Almost all start-up enterprises need capital. By understanding the advantages and disadvantages associated with the different types of funding sources you can logically decide which one is best suited to your own situation.

Friends, Family and Self-Financing

Many start-ups begin with this type of financing. Trust, flexibility, and lack of formalities can make this an attractive option. We recommend investors use a subscription agreement that identifies the risks and expectations. The limited availability of funds, especially the second go-round to fuel expansion, personal liability, and the concentration of risk can be considered disadvantages. And should the deal go bad, the affect on your relationship with friends and family can be substantial. Food for thought…If you’re not prepared to risk your own savings isn’t this too risky for friends and family.

Bank Financing

Obtaining bank loans for early stage projects can be quite difficult. Banks like hard assets as collateral which makes this type of loan even more troublesome for publishers and Internet providers who may never have significant hard assets. Using personal property (house, boat, IRAs) as collateral may help secure the loan but is this type of loan worth that risk. That said, depending on your credit rating, account receivable financing is an alternative. So are special loan programs provided by the Small Business Administration. Keep in mind, although the SBA may be in a position to provide financing that would not otherwise be considered ”bankable”, you will need to put at least 5% of the loan amount up as a downpayment and perhaps as high as l5%-20%


Venture Capital

Venture Capital (VC) firms are a strong source of financing, especially for those companies in the high technology area. VCs typically purchase equity or an instrument that can be converted to equity. Because VCs typically specialize in particular industries, they may be able to provide expertise and offer strategic advice that increases a company’s chance for success. Participation by a high-profile VC could broaden management and offer the “stamp of approval” needed to attract new business and additional financing.

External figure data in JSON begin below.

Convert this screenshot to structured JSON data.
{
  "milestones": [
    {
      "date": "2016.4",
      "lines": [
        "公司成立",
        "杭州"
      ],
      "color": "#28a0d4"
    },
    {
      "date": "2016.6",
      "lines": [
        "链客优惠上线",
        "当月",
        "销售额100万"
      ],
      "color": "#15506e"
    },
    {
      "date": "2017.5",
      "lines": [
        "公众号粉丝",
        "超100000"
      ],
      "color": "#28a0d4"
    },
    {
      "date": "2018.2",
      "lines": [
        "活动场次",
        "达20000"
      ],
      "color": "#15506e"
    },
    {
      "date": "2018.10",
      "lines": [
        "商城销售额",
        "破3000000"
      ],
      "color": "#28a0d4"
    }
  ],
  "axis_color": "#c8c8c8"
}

Partnering with a VC might include loss of control over the board of directors, and sometimes day-to-day management. VCs typically have short investment horizons requiring a relatively early-stage exit or “cash out” strategy. And, if you don’t make the numbers VCs are quick to pull the plug on additional funding and to call notes that may result in the loss of control over the company.

“Angel”…Private Placements

In this form of financing, a company’s securities are purchased by private investors (“angels” or “accredited investors”). These are typically high net worth individuals who are willing to take a chance on an early-stage companies with the hopes of a big payout down the road. You keep control of the company. Private placement investors usually do not acquire more than l0% of the company. They are “passive” investors.

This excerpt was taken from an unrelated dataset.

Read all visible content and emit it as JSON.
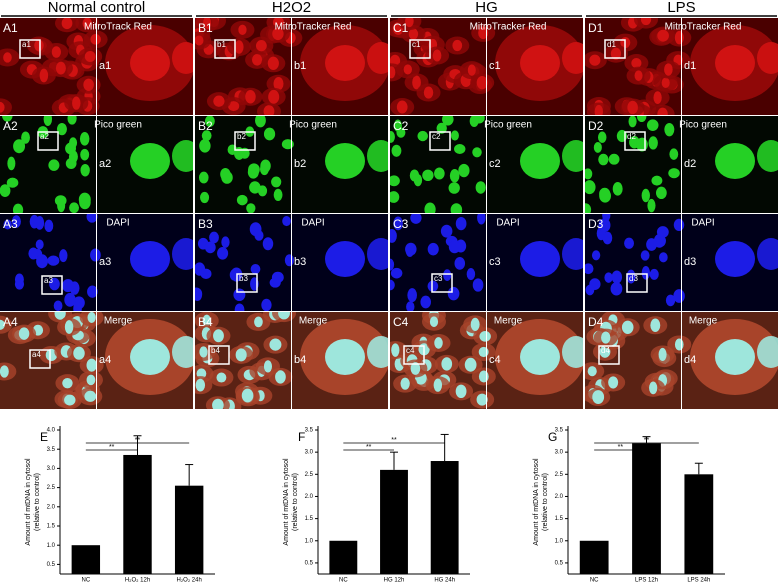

Private placement memorandum are typically used to solicit private investors. This memorandum, with similarities to a formal business plan, describes the company and outlines the its prospects. A securities counsel can help you develop the formalized subscription agreement, ensuring that the private placement is exempt from the Federal Securities Act of l933, usually falling under Regulation D. In addition, the offering must comply with all applicable state laws.

Private investors can be contacted directly by entrepreneurs. Placement agents can also be used. Placement agents typically fall into two categories. An agent is usually a securities brokerage firm with membership in the National Association of Securities Dealers (NASD). Agents such as a media broker, with specific expertise with the publishing field and strong industry contacts, can also serve as “match makers” and intermediaries between the private investors and entrepreneur.

Companies raising under $l million are urged to consider a Small Corporation Offering Resolution (SCOR). There are numerous advantages under this Rule 504 of Regulation D as well as a simplified state registration process. A SCOR offering also has no limitations on the number or qualifications of purchasers for federal purposes and no restrictions on advertising. There are no resale restrictions for parties other than affiliates, control persons, or other insiders.

Initial Public Offering

A company ready to sell equity to the public has typically gone through a couple other forms of financing. While an IPO can provide numerous opportunities there are significant complexities and challenges.

“Going Public” has its advantages. It can provide access to large amounts of capital, an exit strategy for investors and employee shareholders, increased credibility in the marketplace, estate planning advantages, and an objective valuation for future mergers, acquisitions or sales.

On the flip side there are Securities and Exchange Commission Quarterly Reporting requirements, loss of majority control, exposure to the vagaries of the markets, restrictions on the purchase/sale of securities by insiders, increased insider trade risk, and a requirement that operations must be more formalized. It is also not uncommon for a company to spend close to $500,000 to go public.